In every corner of the Palace’s gigantic span, a thousand small battles were being fought, with countless battalions of soldiers, aviators, gunners, war devices and legionaries deep in their own brutal engagements. Whole districts had been laid waste, filled with the bodies of unburied dead left to decay and fester by comrades who had no time to tend to the innumerable fallen. The pall of the worst war this planet had ever known hung over everything, the dense reek of aerosolised vitae, spent promethium and cordite changing the atmosphere into a constant funereal haze. It was no exaggeration to voice the thought – these desperate times had the colour of the end of days, of an apocalypse that would, in its fullness, soon erase the rule of mankind from the planet of its origin.
No living soul on Terra could ignore the whispers in every shadow, and the terrors – some conjured by tricks of the mind, others real in fang and talon – lurking in the darkness. There could be no rest, no respite, no quarter asked for or given. Hell had disgorged itself upon the planet, rising from the depths of nightmares and falling from the blackness between the stars. Whole worlds were ending here in every passing second, some of them the lives of ordinary men, others the futures of those who would be left behind.
And yet… in this place, in this moment, there was only desolation. In this lacuna amid the bloodshed, the sullen peace of the grave held sway.

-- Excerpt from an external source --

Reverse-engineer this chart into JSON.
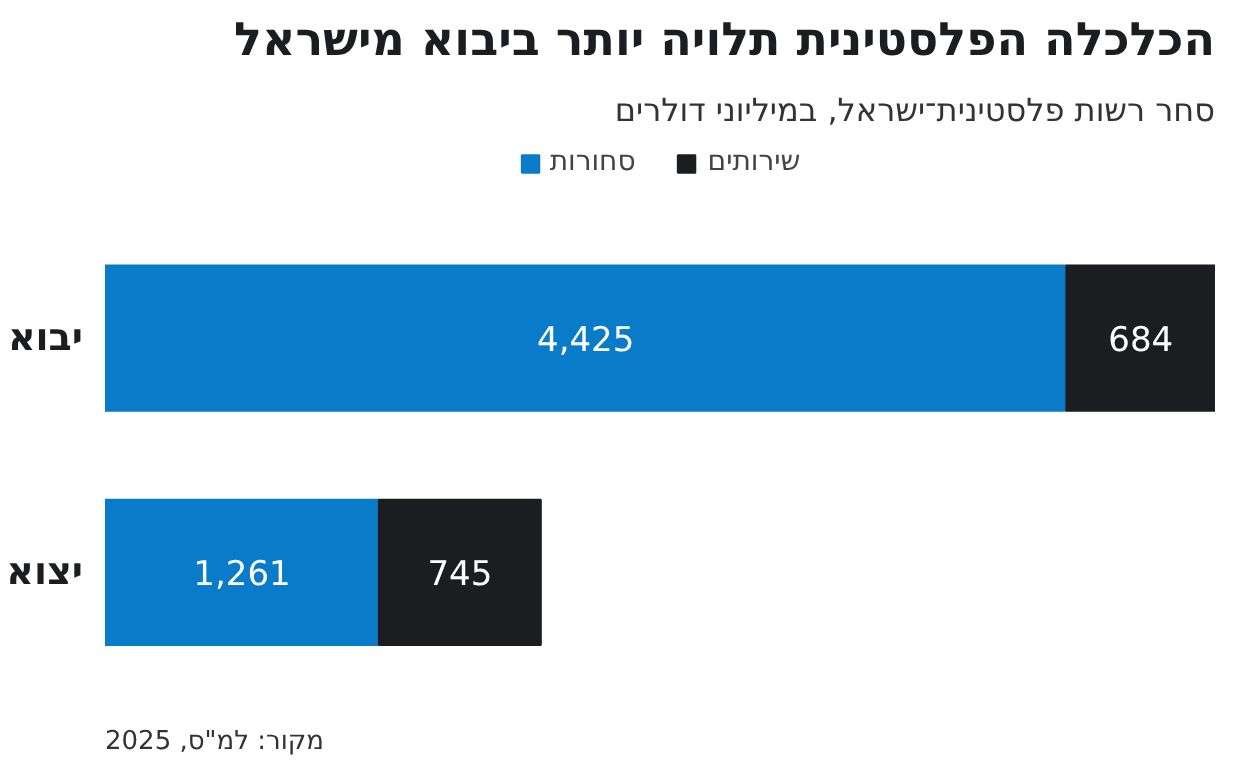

A new sound caught the warrior’s attention, a trickle of stone fragments and the juddering buzz of damaged motors as something moved beneath one of the rubble piles. Warily, he crossed the open space to the source of the noise, and with one gauntleted hand, he shoved away a fallen piece of ceiling. The action revealed the remains of two bodies, Army troopers most likely assigned to the lascannon crew. They had fallen together, united in death, but what killed them was still here.
A foetid, bloated shape trembled in the daylight, nestled between the bodies of the dead men. No larger than a fuel barrel, it lay atop the corpses. On one surface, a cluster of insect eyes regarded the warrior blankly, and two filth-caked propeller modules protruded from its flanks, blades turning in weak, jerky motions. A cluster of chitinous mandibles scraped and wavered in the air.